Updated: July 09, 2020 10:33 AM
Created: July 08, 2020 10:16 PM
ALBUQUERQUE, N.M. — Discussions of whether students should go to school in-person next month have ramped up this week.
The CDC issued guidelines for a return and is expected to release more soon.
President Trump said Wednesday those guidelines are “impractical” and “expensive”, and wants students to learn in-person. He also threatened to withhold federal funding from districts that stay online-only.
One local parent’s three teenagers miss school, but she said she’ll opt to keep them at home.
“I have a weakened immune system, my parents are elderly, so we feel like it would be a risk for them to go back to school,” said Connie Gashler.
Gashler said young kids can’t be expected to use social distancing all the time.
“If this is happening regularly in a school setting in close quarters, teachers aren’t going to be able to regulate that, and they can’t be expected to,” she said.
Another parent is torn on the decision, and sees how one of her sons would benefit from returning.

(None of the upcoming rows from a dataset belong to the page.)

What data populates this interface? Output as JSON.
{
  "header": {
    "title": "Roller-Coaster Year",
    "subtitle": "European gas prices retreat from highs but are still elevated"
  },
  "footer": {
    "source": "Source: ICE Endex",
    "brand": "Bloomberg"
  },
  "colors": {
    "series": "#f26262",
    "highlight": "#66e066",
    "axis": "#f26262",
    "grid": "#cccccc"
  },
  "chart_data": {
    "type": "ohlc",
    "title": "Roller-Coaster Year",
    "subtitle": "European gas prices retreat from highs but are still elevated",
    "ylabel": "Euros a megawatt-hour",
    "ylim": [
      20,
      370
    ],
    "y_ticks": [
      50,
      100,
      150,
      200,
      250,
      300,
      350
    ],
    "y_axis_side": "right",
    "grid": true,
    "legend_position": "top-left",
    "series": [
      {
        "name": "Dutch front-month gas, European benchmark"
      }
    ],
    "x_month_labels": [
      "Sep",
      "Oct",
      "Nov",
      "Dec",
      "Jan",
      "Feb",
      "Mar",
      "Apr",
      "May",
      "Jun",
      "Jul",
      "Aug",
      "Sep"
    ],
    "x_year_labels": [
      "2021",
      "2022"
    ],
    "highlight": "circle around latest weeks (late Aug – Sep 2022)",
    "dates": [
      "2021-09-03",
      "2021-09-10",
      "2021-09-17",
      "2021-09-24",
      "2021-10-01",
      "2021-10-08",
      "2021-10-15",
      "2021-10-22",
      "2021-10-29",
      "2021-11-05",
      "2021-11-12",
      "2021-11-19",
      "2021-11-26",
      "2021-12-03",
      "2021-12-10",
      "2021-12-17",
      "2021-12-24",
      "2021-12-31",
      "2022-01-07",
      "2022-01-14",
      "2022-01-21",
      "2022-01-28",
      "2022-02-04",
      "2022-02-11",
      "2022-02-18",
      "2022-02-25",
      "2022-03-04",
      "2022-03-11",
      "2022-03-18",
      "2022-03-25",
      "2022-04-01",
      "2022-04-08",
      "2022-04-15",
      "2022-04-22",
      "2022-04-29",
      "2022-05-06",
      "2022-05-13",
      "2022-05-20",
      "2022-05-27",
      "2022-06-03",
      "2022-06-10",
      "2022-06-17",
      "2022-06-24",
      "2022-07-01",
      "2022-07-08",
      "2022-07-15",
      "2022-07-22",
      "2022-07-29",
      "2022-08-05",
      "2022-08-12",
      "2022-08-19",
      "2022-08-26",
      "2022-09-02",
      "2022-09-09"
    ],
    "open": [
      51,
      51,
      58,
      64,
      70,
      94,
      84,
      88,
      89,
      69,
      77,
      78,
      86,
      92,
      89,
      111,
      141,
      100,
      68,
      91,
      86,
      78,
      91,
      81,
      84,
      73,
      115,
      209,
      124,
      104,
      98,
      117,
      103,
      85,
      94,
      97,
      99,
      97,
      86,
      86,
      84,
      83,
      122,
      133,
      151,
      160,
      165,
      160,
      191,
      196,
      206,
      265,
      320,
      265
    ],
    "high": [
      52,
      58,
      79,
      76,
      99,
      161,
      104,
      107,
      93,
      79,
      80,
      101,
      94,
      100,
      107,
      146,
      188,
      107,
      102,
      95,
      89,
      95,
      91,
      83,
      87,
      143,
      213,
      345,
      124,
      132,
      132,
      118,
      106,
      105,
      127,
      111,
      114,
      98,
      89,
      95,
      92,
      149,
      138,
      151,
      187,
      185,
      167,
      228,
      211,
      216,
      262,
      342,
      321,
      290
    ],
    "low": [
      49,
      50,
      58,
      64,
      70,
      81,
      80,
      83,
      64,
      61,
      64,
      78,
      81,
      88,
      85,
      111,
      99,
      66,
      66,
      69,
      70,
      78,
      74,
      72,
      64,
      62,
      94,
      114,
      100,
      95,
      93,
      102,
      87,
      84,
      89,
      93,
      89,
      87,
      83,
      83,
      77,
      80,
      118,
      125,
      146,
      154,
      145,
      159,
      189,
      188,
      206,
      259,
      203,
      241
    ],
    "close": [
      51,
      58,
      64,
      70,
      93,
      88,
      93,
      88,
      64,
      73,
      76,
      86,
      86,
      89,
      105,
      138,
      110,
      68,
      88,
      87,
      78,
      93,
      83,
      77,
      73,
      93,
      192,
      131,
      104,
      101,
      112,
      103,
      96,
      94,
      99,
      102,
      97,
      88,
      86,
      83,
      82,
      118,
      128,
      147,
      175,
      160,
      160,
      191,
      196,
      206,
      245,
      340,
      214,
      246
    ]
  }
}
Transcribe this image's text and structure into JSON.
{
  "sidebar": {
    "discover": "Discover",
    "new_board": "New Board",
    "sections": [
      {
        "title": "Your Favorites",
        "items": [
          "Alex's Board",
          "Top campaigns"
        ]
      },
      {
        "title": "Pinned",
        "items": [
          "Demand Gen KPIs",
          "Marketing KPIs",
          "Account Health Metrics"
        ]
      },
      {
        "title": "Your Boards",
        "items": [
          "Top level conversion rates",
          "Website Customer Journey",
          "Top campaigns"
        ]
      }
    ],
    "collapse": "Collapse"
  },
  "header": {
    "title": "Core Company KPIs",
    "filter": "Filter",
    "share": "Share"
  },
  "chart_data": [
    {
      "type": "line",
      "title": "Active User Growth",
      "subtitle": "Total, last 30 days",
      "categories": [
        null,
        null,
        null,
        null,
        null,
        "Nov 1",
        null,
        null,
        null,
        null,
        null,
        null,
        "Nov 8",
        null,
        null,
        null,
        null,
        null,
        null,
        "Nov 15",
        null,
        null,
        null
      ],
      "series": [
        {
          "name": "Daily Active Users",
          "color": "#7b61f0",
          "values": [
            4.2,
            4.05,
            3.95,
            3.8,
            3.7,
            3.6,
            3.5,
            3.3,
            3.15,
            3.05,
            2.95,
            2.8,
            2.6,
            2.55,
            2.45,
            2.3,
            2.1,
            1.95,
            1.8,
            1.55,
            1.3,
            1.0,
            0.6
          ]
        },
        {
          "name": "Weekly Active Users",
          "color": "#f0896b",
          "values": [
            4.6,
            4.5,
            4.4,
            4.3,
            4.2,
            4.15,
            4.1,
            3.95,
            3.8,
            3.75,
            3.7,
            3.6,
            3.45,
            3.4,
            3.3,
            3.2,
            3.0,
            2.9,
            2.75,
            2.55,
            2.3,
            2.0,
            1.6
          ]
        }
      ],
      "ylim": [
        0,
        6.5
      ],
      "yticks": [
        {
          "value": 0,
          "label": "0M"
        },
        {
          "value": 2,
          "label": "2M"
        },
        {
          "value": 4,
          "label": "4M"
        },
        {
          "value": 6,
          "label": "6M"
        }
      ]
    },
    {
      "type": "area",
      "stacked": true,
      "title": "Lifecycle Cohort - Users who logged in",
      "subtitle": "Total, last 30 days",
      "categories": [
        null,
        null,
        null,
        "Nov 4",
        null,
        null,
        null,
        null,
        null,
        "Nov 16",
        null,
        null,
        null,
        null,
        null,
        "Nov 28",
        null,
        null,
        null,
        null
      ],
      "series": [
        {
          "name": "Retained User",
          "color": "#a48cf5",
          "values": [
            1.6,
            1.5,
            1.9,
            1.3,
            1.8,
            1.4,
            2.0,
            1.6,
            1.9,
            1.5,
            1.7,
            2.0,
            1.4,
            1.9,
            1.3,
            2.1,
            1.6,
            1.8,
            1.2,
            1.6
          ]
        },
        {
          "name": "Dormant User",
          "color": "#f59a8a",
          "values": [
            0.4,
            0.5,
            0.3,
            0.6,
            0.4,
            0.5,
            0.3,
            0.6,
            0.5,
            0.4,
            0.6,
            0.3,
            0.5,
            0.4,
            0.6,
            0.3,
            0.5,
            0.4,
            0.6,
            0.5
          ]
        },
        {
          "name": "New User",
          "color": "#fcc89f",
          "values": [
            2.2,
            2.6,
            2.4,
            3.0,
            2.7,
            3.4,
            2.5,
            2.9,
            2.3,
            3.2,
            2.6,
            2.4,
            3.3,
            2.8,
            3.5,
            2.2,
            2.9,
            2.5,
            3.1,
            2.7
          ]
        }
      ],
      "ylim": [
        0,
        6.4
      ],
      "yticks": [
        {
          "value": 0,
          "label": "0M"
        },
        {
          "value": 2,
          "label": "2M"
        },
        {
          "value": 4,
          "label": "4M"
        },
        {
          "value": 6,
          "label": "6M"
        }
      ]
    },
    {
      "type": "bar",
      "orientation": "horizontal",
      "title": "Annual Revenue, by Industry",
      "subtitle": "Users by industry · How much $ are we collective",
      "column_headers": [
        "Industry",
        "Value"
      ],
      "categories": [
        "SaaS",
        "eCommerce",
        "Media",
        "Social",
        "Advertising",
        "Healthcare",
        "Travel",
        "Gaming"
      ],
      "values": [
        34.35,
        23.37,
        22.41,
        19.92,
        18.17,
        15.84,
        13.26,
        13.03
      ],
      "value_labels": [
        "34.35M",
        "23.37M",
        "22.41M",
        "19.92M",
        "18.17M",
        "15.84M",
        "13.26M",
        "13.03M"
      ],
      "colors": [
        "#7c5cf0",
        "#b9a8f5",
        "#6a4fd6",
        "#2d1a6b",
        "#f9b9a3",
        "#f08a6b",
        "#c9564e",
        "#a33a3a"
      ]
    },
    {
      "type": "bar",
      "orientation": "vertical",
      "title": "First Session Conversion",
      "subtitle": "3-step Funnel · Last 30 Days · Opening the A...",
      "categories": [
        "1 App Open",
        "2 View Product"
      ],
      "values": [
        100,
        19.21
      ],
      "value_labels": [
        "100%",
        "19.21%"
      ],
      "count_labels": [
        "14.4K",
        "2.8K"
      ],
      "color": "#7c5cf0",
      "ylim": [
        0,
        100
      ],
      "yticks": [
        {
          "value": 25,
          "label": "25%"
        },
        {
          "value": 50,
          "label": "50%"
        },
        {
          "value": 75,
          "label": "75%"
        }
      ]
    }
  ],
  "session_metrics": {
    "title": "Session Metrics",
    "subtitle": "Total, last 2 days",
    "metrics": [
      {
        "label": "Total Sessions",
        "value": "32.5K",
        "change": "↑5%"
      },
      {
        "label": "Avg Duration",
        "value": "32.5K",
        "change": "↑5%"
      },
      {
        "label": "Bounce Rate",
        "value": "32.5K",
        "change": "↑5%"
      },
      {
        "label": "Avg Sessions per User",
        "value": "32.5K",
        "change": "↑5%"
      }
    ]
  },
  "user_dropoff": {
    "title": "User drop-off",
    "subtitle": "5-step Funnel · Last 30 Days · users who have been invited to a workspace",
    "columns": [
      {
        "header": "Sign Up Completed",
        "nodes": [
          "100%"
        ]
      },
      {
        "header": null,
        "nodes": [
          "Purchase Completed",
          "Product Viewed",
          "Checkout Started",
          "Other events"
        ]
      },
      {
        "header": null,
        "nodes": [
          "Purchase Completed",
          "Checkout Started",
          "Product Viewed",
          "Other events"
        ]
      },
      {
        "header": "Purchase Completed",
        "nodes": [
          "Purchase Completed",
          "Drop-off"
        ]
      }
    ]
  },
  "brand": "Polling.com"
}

“I think they need to be back in school, but it’s concerning for kids who have underlying health conditions,” said Rio Rancho parent Jennifer Wells.
Wells said it should matter that lots of kids are unhappy not being in school.
“These kids are suffering. Their mental stability is just not good right now,” she said. “They miss their friends. They miss the social activities.”
Many school districts haven’t decided or haven’t released their fall plan yet including APS, Rio Rancho, Santa Fe, Los Lunas and others. Those districts have until Wednesday to submit their plans to the state.
KOB 4 reached out to APS to learn more about their plans, but a spokesperson said the district will not announce anything before next Wednesday.
APS has been considering online-only and hybrid models. They will also be expanding its eCADEMY to all students K-12 for parents who feel uncomfortable sending their child in-person.
In Santa Fe, teachers got 500 signatures on an online petition that asks questions about reopening.
District leaders should decide the in-person questions early next week. Because so many parents may keep their kids home, Santa Fe may allow the rest of the students—or all students in certain grades—to come to school every day.
“If that’s what families want and I have the staff to be able to provide it, then we will do it,” said Dr. Veronica Garcia, superintendent of SFPS.
The school districts are also waiting to hear from the state public education department and the governor, who may make new recommendations soon.